Text: David Schnapp
Koch und Showtalent. Ivo Adam war immer schon nicht nur ein begabter Koch und Patissier, sondern auch ein begabtes Showtalent. Er rappte Rezepte, kochte fürs Fernsehen «Schwiizer Chuchi» zusammen mit Landfrauen oder ging mit seinem Buch «Kochen, kombinieren, komponieren» bei der Darstellung von Zubereitungsanleitungen ganz neue Wege. Nun liefert der Direktor des Gastronomie- und Kulturbetriebs Casino Bern und Vorstandsmitglied von Les Grandes Tables gewissermassen sein Meisterstück zwischen Bühne und Herd ab: Am Zunfttisch bieten Adam und seine Köche eine kulinarische Multimedia-Show, wie man sie in der Schweiz noch nicht gesehen hat.

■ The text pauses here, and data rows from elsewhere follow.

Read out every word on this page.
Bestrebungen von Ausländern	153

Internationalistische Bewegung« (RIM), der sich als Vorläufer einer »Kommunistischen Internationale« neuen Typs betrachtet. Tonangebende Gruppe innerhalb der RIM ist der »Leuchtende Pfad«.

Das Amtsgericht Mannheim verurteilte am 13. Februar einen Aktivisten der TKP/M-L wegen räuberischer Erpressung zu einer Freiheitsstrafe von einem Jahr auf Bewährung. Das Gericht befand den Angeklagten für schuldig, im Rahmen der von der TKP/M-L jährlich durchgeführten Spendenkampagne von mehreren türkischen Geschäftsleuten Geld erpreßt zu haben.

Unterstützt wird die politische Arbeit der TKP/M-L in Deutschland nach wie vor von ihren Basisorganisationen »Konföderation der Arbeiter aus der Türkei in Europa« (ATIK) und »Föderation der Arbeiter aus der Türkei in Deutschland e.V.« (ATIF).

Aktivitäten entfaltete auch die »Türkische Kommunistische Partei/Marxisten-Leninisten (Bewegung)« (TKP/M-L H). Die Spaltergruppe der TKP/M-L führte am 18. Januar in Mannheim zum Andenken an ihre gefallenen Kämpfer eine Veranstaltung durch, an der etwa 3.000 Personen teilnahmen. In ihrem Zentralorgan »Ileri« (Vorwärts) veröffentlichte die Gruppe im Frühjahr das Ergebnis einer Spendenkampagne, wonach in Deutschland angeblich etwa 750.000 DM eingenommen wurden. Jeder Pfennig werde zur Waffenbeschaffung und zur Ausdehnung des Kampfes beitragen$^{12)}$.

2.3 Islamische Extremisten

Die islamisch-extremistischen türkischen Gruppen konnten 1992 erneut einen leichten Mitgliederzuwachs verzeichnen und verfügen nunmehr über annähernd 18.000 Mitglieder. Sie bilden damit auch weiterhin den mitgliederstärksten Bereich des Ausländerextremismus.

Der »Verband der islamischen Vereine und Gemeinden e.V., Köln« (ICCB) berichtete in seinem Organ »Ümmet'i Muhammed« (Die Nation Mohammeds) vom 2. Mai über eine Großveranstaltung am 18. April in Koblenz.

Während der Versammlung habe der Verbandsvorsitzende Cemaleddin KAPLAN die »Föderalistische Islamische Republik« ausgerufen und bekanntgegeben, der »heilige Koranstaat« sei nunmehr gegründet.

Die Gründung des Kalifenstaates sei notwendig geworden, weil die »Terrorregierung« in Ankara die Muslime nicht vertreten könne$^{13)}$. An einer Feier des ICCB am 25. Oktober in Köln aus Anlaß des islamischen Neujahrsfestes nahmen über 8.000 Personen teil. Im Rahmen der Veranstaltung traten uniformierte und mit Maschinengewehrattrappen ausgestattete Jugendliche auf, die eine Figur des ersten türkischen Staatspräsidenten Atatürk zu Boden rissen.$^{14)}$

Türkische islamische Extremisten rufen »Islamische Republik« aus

500 Jahre in 9 Gängen. «Eine multisensorische Zeitreise» führt die Gäste durch das kulinarische Erbe Berns und bringt 500 Jahre Geschichte in 9 Gängen auf den grossen runden Tisch aus Berner Holz. Ivo Adam ist zusammen mit seinem langjährigen Geschäftspartner Roman Tschäppeler verantwortlich für das Konzept der Inszenierung, tritt als Gastgeber auf und erklärt als Stimme aus dem Off, warum es eine Zeit gab, in der Biber als Fische galten, damit man auch freitags Fleisch essen konnte. Statt Biber gibt es dann aber glücklicherweise sanft gedämpften Saibling an einer Apfelwein-Beurre-blanc mit Ingwer-Zwiebel-Puree und Safrancoutons.
Berner Soulfood. Zur raffinierten Inszenierung gehören Film- und Animations-Sequenzen, die aus zwei speziellen Projektoren direkt auf dem Tisch wiedergegeben werden. Mit Musik, Geschichten und Geschichte wird so ein ziemlich spektakuläres Ess-Theater. Während das bewegte Bild auf dem Tisch etwa einen von oben gefilmten Acker zeigt, auf dem ein Bauer unterwegs ist, steht vor einem eine Art Kartoffelsalat mit Bratkartoffelessenz und Rahmspinat. Am Ende der Entstehungsgeschichte des Zibelemärit wird eine Zwiebel-Tarte-Tatin serviert, die relativ schlicht mit einer Art Béchamelsauce mit Alpkäse und Rauchspeck kombiniert wird, und hervorragend schmeckt: Bester Berner Soulfood!
Perfektes Timinig. Abgesehen von der aufwendigen, rund dreistündigen Multimedia-Show, ist vor allem auch das Timing der verantwortlichen Köche bewundernswert. Ist die Einspielung zu Ende, müssen synchron zehn bis vierzehn Gerichte angerichtet sein und serviert werden können. Geschickt werden die Teller aus der Hauptküche von Adrian Bürki, der gleichzeitig aber auch das Geschehen im grossen Restaurant des Casinos im Auge haben muss. Eine gute Show, das wird hier schnell klar, ist harte Arbeit. Die Kunst besteht darin, das alles in müheloser Leichtigkeit erscheinen zu lassen.
>> Der Zunfttisch ist buchbar für Gruppen von 10 bis 14 Personen, das Menü kostet Fr. 280.– pro Person für 9 Gänge inkl. Wein, Wasser und Kaffee.